Wann genau ist man geizig und wann freigiebig?
Ibn Qudama sagt, dass man genau dann nicht geizig ist, wenn man 1. die pflichtmäßigen Abgaben tätigt und 2. dieses Geben im Guten und mit offenem Herzen geschieht.
Zu 1.: Die pflichtmäßigen Abgaben sind zum einen die Zakat und zum anderen die Versorgung der eigenen Familie, für deren Unterhalt man aufkommen muss, d. h. Frau, Kinder und evtl. Eltern.
Zu 2.: Das Geben im Guten und mit offenem Herzen bedeutet, dass man es unterlässt, diejenigen zu beengen, denen man etwas gibt. Dies kann bei verschiedenen Menschen unterschiedlich sein. Von einem Reichen z. B. ist etwas anderes zu erwarten als von einem, der wenig oder fast kein Geld hat. Wenn ein Reicher seiner Familie jegliche Kleinigkeiten vorenthält, die über die absolute Grundversorgung wie Brot usw. hinausgeht, dann kann man ihn als geizig bezeichnen. Ein Armer hingegen, der ohnehin fast nichts hat und seiner Familie trotzdem nach Möglichkeit alles gibt und auch die Zakat, wenn er zakatpflichtig ist, nach bestem Gewissen gibt, und wenn dies alles auch nur etwas sehr Bescheidenes ist, ist nicht als geizig zu bezeichnen, sondern als freigiebig.

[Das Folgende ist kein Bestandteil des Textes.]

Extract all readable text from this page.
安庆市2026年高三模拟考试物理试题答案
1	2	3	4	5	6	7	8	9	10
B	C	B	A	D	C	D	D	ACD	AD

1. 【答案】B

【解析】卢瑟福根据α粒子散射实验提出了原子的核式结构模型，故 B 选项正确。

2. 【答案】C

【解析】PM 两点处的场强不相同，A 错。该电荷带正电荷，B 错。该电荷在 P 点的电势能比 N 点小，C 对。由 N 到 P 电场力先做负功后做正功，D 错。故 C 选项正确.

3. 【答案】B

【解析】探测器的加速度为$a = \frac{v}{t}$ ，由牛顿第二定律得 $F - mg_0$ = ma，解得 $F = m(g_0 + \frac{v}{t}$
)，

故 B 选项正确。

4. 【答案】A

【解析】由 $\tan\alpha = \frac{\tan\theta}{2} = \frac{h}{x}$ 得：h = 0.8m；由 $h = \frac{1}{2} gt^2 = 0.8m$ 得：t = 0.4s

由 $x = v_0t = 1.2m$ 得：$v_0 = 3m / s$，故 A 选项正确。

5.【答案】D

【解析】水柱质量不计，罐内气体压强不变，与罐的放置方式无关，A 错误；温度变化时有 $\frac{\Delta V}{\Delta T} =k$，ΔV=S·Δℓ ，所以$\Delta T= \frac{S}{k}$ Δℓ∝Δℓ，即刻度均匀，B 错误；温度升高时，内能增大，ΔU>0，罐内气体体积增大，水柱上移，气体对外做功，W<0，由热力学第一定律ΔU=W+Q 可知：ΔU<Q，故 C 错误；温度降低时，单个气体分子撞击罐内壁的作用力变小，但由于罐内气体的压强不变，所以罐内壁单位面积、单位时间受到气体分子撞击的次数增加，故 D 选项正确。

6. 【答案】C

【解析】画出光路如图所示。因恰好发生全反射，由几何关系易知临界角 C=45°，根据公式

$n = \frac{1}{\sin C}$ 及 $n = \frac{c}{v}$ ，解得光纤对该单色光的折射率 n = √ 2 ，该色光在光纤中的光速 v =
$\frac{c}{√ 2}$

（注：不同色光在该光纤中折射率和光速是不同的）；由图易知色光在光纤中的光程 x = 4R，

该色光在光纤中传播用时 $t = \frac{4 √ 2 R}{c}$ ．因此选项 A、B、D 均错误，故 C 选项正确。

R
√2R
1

Beim Spenden für wohltätige Zwecke wie z. B. die Unterstütung einer Hilfsorganisation oder dem Bau einer Moschee gilt Folgendes:
Eine Spende von z. B. 10 EUR, die ein Student gibt, der fast nichts hat, entspricht vor Allah einer Spende von z. B. 1000 EUR eines wohlhabenden Mannes.
D. h. Geiz und Freigiebigkeit sind innere Eigenschaften, die man an den äußeren Abgaben immer nur verhältnismäßig entsprechend der Umstände messen kann.
Quelle: تزكية – Tazkija / Charakterreinigung – Wie man ein guter Mensch wird
Diese Buch basiert zumeist auf dem klassischen Werk Mukhtasar Minhādsch al-Qāsidīn von Ibn Qudama al-Maqdisi (651-689 n. H.).
Dieses ist eine Kurzfassung des Werkes Minhādsch al-Qāsidīn (Der Weg der Strebenden) von Ibn al-Dschauzi (510-594 n. H.), welches widerum eine Redigierung des Werks إحياء علوم الدين / Ihja’ Ulum ad-Din (Die Wiederbelebung der religiösen Wissenschaften) von Abu Hamid al-Ghazali (450-505 n. H.) ist.